A propaganda fascista normalmente apresenta hinos pungentes diante do sentimento de angústia que acompanha a perda do status dominante. Esse sentimento de perda, que é genuíno, é manipulado na política fascista,transformado em vitimização e ressentimento e explorado para justificar formas de opressão passadas, atuais ou novas (Stanley, 2018, p.64).

Recentemente o deputado do PSL/RJ, Daniel Silveira, protocolou a PL 3019/2020 que pretende classificar grupos antifascistas como terroristas:“Apresentação do Projeto de Lei n. 3019/2020, pelo Deputado Daniel Silveira (PSL/RJ),que "Altera a Lei Antiterrorismo nº 13.260, de 16 de março de 2016, a fim de tipificar os grupos “antifas” (antifascistas) como organizações terroristas".
Como apontou o professor Stanley, a perda é transformada em ressentimento e vitimização e é através delas que justificam-se formas de opressão, como por exemplo a defesa de simpatizantes do governo a repressão policial destinada apenas a um lado, ou o apoio ao dossiê feito pelo deputado Douglas Garcia (PSL/SP), onde o mesmo reuniu dados de cerca de 1000 pessoas que, segundo ele, se autodenominam “antifas”. O deputado afirma que o dossiê foi entregue a polícia para investigação. Não pretendo deforma alguma atribuir o vazamento de um suposto dossiê ao deputado, porém qual a finalidade da criação de uma lista com dados pessoais de “antifas” senão a da perseguição?Ao que tudo indica, o fascismo está institucionalizado, crime no Brasil é ser antifascista.

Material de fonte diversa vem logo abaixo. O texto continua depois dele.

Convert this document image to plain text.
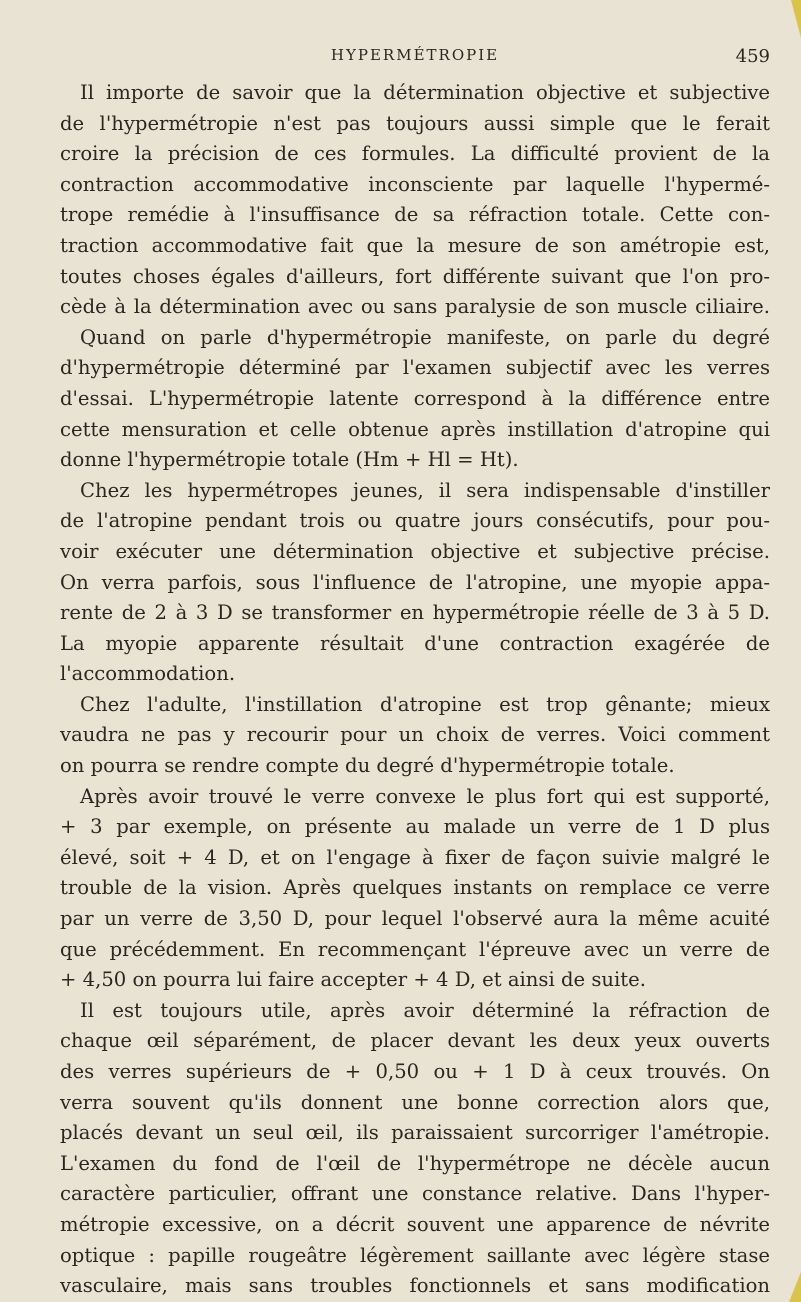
HYPERMÉTROPIE	459
Il importe de savoir que la détermination objective et subjective
de l'hypermétropie n'est pas toujours aussi simple que le ferait
croire la précision de ces formules. La difficulté provient de la
contraction accommodative inconsciente par laquelle l'hypermé-
trope remédie à l'insuffisance de sa réfraction totale. Cette con-
traction accommodative fait que la mesure de son amétropie est,
toutes choses égales d'ailleurs, fort différente suivant que l'on pro-
cède à la détermination avec ou sans paralysie de son muscle ciliaire.
Quand on parle d'hypermétropie manifeste, on parle du degré
d'hypermétropie déterminé par l'examen subjectif avec les verres
d'essai. L'hypermétropie latente correspond à la différence entre
cette mensuration et celle obtenue après instillation d'atropine qui
donne l'hypermétropie totale (Hm + Hl = Ht).
Chez les hypermétropes jeunes, il sera indispensable d'instiller
de l'atropine pendant trois ou quatre jours consécutifs, pour pou-
voir exécuter une détermination objective et subjective précise.
On verra parfois, sous l'influence de l'atropine, une myopie appa-
rente de 2 à 3 D se transformer en hypermétropie réelle de 3 à 5 D.
La myopie apparente résultait d'une contraction exagérée de
l'accommodation.
Chez l'adulte, l'instillation d'atropine est trop gênante; mieux
vaudra ne pas y recourir pour un choix de verres. Voici comment
on pourra se rendre compte du degré d'hypermétropie totale.
Après avoir trouvé le verre convexe le plus fort qui est supporté,
+ 3 par exemple, on présente au malade un verre de 1 D plus
élevé, soit + 4 D, et on l'engage à fixer de façon suivie malgré le
trouble de la vision. Après quelques instants on remplace ce verre
par un verre de 3,50 D, pour lequel l'observé aura la même acuité
que précédemment. En recommençant l'épreuve avec un verre de
+ 4,50 on pourra lui faire accepter + 4 D, et ainsi de suite.
Il est toujours utile, après avoir déterminé la réfraction de
chaque œil séparément, de placer devant les deux yeux ouverts
des verres supérieurs de + 0,50 ou + 1 D à ceux trouvés. On
verra souvent qu'ils donnent une bonne correction alors que,
placés devant un seul œil, ils paraissaient surcorriger l'amétropie.
L'examen du fond de l'œil de l'hypermétrope ne décèle aucun
caractère particulier, offrant une constance relative. Dans l'hyper-
métropie excessive, on a décrit souvent une apparence de névrite
optique : papille rougeâtre légèrement saillante avec légère stase
vasculaire, mais sans troubles fonctionnels et sans modification
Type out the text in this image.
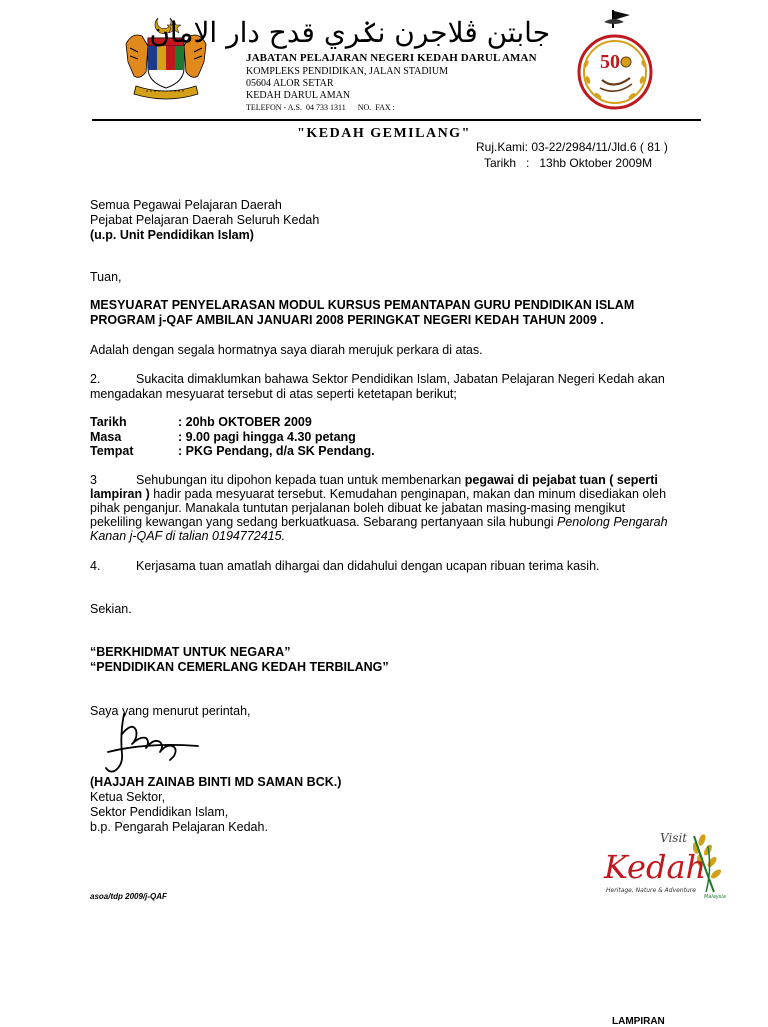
جابتن ڤلاجرن نݢري قدح دار الامان
JABATAN PELAJARAN NEGERI KEDAH DARUL AMAN
KOMPLEKS PENDIDIKAN, JALAN STADIUM
05604 ALOR SETAR
KEDAH DARUL AMAN
TELEFON - A.S.  04 733 1311      NO.  FAX :
50
"KEDAH GEMILANG"
Ruj.Kami: 03-22/2984/11/Jld.6 ( 81 )
Tarikh   :   13hb Oktober 2009M
Semua Pegawai Pelajaran Daerah
Pejabat Pelajaran Daerah Seluruh Kedah
(u.p. Unit Pendidikan Islam)
Tuan,
MESYUARAT PENYELARASAN MODUL KURSUS PEMANTAPAN GURU PENDIDIKAN ISLAM
PROGRAM j-QAF AMBILAN JANUARI 2008 PERINGKAT NEGERI KEDAH TAHUN 2009 .
Adalah dengan segala hormatnya saya diarah merujuk perkara di atas.
2.	Sukacita dimaklumkan bahawa Sektor Pendidikan Islam, Jabatan Pelajaran Negeri Kedah akan
mengadakan mesyuarat tersebut di atas seperti ketetapan berikut;
Tarikh	: 20hb OKTOBER 2009
Masa	: 9.00 pagi hingga 4.30 petang
Tempat	: PKG Pendang, d/a SK Pendang.
3	Sehubungan itu dipohon kepada tuan untuk membenarkan pegawai di pejabat tuan ( seperti
lampiran ) hadir pada mesyuarat tersebut. Kemudahan penginapan, makan dan minum disediakan oleh
pihak penganjur. Manakala tuntutan perjalanan boleh dibuat ke jabatan masing-masing mengikut
pekeliling kewangan yang sedang berkuatkuasa. Sebarang pertanyaan sila hubungi Penolong Pengarah
Kanan j-QAF di talian 0194772415.
4.	Kerjasama tuan amatlah dihargai dan didahului dengan ucapan ribuan terima kasih.
Sekian.
“BERKHIDMAT UNTUK NEGARA”
“PENDIDIKAN CEMERLANG KEDAH TERBILANG”
Saya yang menurut perintah,
(HAJJAH ZAINAB BINTI MD SAMAN BCK.)
Ketua Sektor,
Sektor Pendidikan Islam,
b.p. Pengarah Pelajaran Kedah.
Visit
Kedah
Heritage, Nature & Adventure
Malaysia
asoa/tdp 2009/j-QAF
LAMPIRAN
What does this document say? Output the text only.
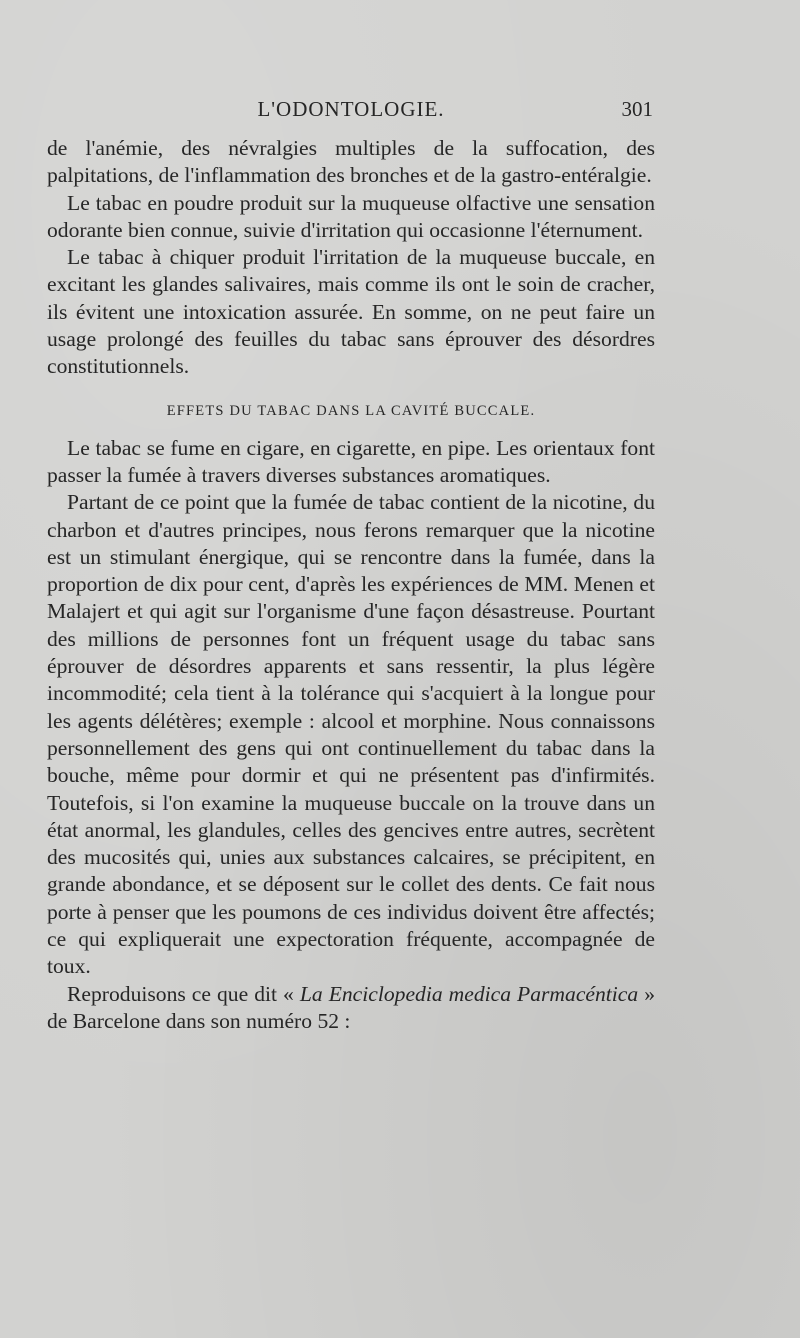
L'ODONTOLOGIE.	301

de l'anémie, des névralgies multiples de la suffocation, des palpitations, de l'inflammation des bronches et de la gastro-entéralgie.

Le tabac en poudre produit sur la muqueuse olfactive une sensation odorante bien connue, suivie d'irritation qui occasionne l'éternument.

Le tabac à chiquer produit l'irritation de la muqueuse buccale, en excitant les glandes salivaires, mais comme ils ont le soin de cracher, ils évitent une intoxication assurée. En somme, on ne peut faire un usage prolongé des feuilles du tabac sans éprouver des désordres constitutionnels.

EFFETS DU TABAC DANS LA CAVITÉ BUCCALE.

Le tabac se fume en cigare, en cigarette, en pipe. Les orientaux font passer la fumée à travers diverses substances aromatiques.

Partant de ce point que la fumée de tabac contient de la nicotine, du charbon et d'autres principes, nous ferons remarquer que la nicotine est un stimulant énergique, qui se rencontre dans la fumée, dans la proportion de dix pour cent, d'après les expériences de MM. Menen et Malajert et qui agit sur l'organisme d'une façon désastreuse. Pourtant des millions de personnes font un fréquent usage du tabac sans éprouver de désordres apparents et sans ressentir, la plus légère incommodité; cela tient à la tolérance qui s'acquiert à la longue pour les agents délétères; exemple : alcool et morphine. Nous connaissons personnellement des gens qui ont continuellement du tabac dans la bouche, même pour dormir et qui ne présentent pas d'infirmités. Toutefois, si l'on examine la muqueuse buccale on la trouve dans un état anormal, les glandules, celles des gencives entre autres, secrètent des mucosités qui, unies aux substances calcaires, se précipitent, en grande abondance, et se déposent sur le collet des dents. Ce fait nous porte à penser que les poumons de ces individus doivent être affectés; ce qui expliquerait une expectoration fréquente, accompagnée de toux.

Reproduisons ce que dit « La Enciclopedia medica Parmacéntica » de Barcelone dans son numéro 52 :
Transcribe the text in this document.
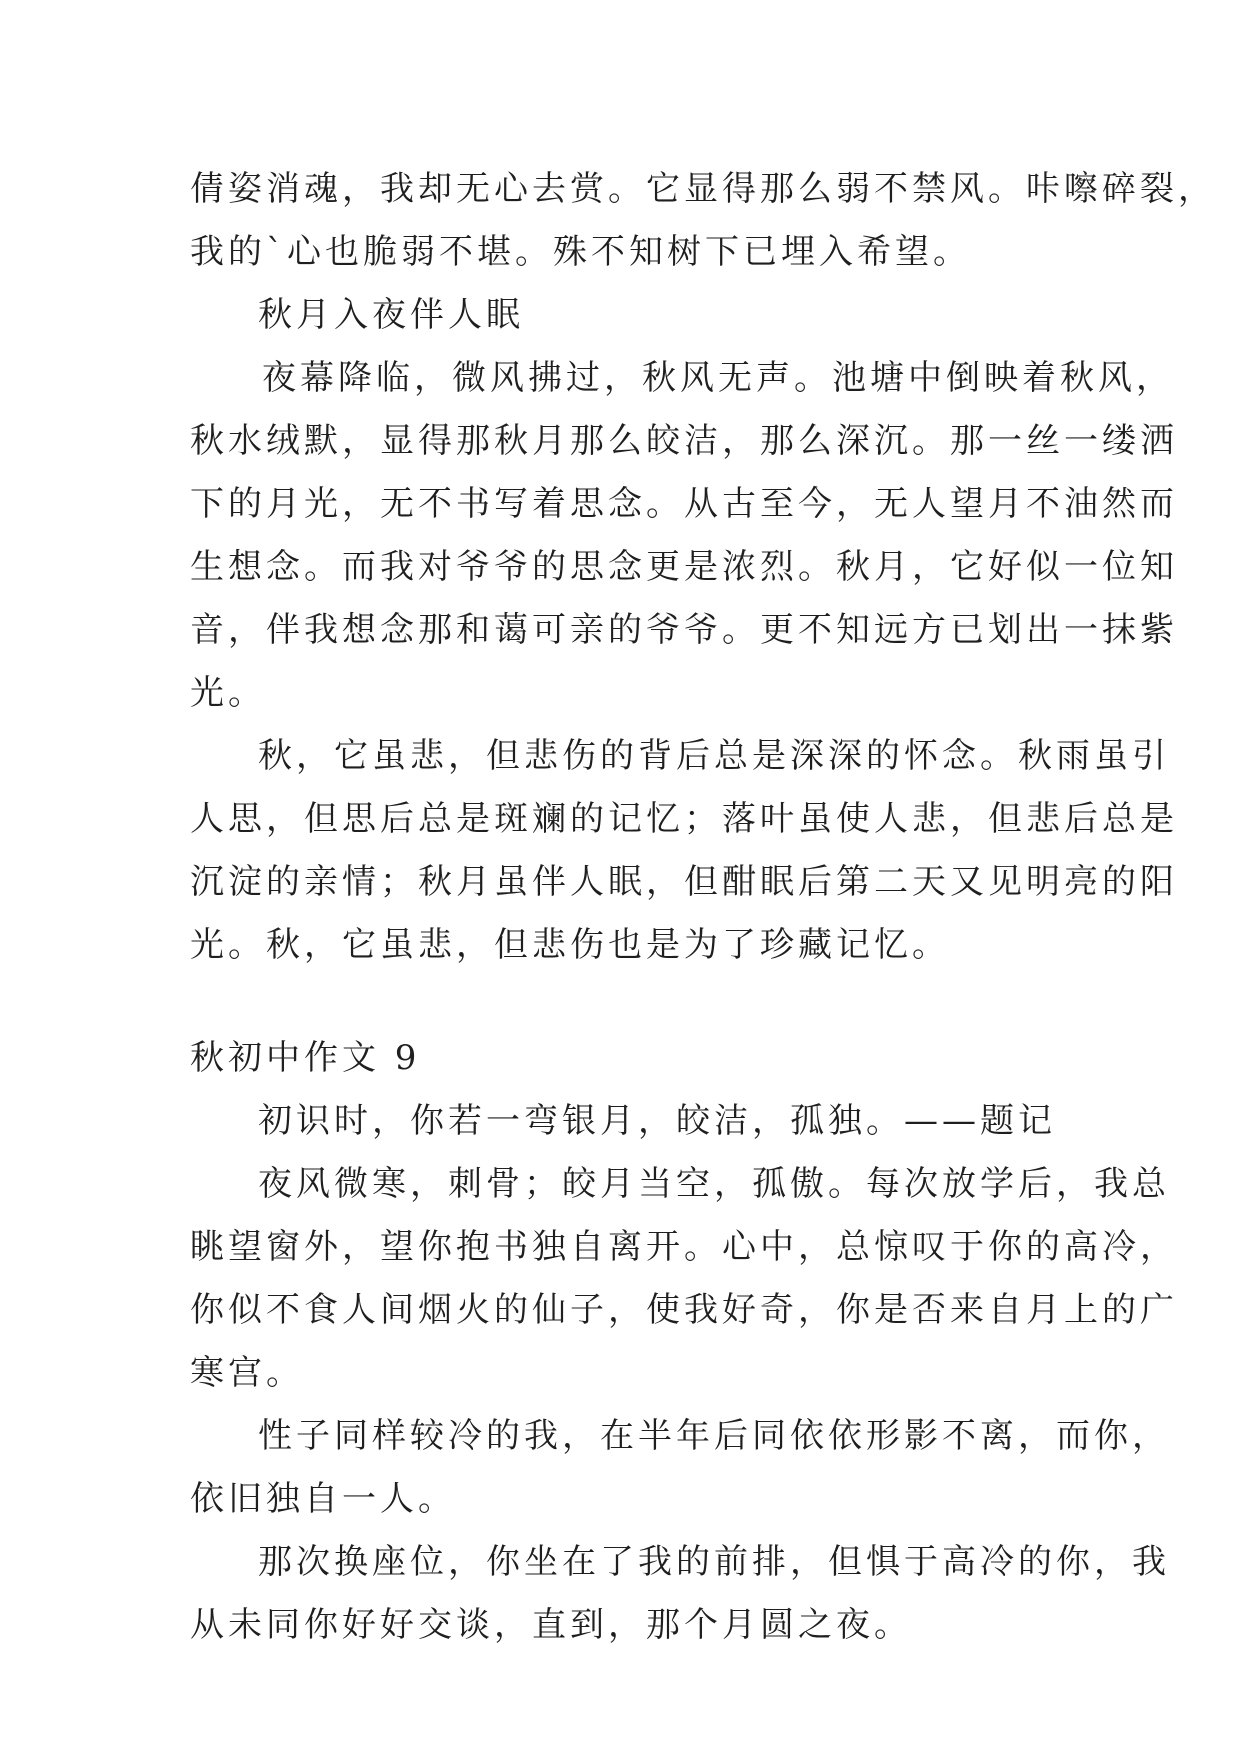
倩姿消魂，我却无心去赏。它显得那么弱不禁风。咔嚓碎裂，
我的`心也脆弱不堪。殊不知树下已埋入希望。
秋月入夜伴人眠
夜幕降临，微风拂过，秋风无声。池塘中倒映着秋风，
秋水绒默，显得那秋月那么皎洁，那么深沉。那一丝一缕洒
下的月光，无不书写着思念。从古至今，无人望月不油然而
生想念。而我对爷爷的思念更是浓烈。秋月，它好似一位知
音，伴我想念那和蔼可亲的爷爷。更不知远方已划出一抹紫
光。
秋，它虽悲，但悲伤的背后总是深深的怀念。秋雨虽引
人思，但思后总是斑斓的记忆；落叶虽使人悲，但悲后总是
沉淀的亲情；秋月虽伴人眠，但酣眠后第二天又见明亮的阳
光。秋，它虽悲，但悲伤也是为了珍藏记忆。
秋初中作文 9
初识时，你若一弯银月，皎洁，孤独。——题记
夜风微寒，刺骨；皎月当空，孤傲。每次放学后，我总
眺望窗外，望你抱书独自离开。心中，总惊叹于你的高冷，
你似不食人间烟火的仙子，使我好奇，你是否来自月上的广
寒宫。
性子同样较冷的我，在半年后同依依形影不离，而你，
依旧独自一人。
那次换座位，你坐在了我的前排，但惧于高冷的你，我
从未同你好好交谈，直到，那个月圆之夜。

Referências Bibliográficas:
Chauí, M. (2017). Sobre a Violência. autêntica.
Stanley, J. (2018). Como funciona o fascismo: A política do “nós” e “eles”. L&PM.
Câmara dos deputados. (01 de Junho de 2020). Fonte: www.camara.leg.br:https://www.camara.leg.br/proposicoesWeb/fichadetramitacao?idProposicao=2254171
Sobre o Autor
Alef Rodrigues é Graduado em Psicologia pela Universidade Nove de Julho, atualmente trabalha no serviço especializado em abordagem social e contribui com a Liga Acadêmica de Psicanálise e Psicopatologia da Universidade Nove de Julho. CRP: 06/161711.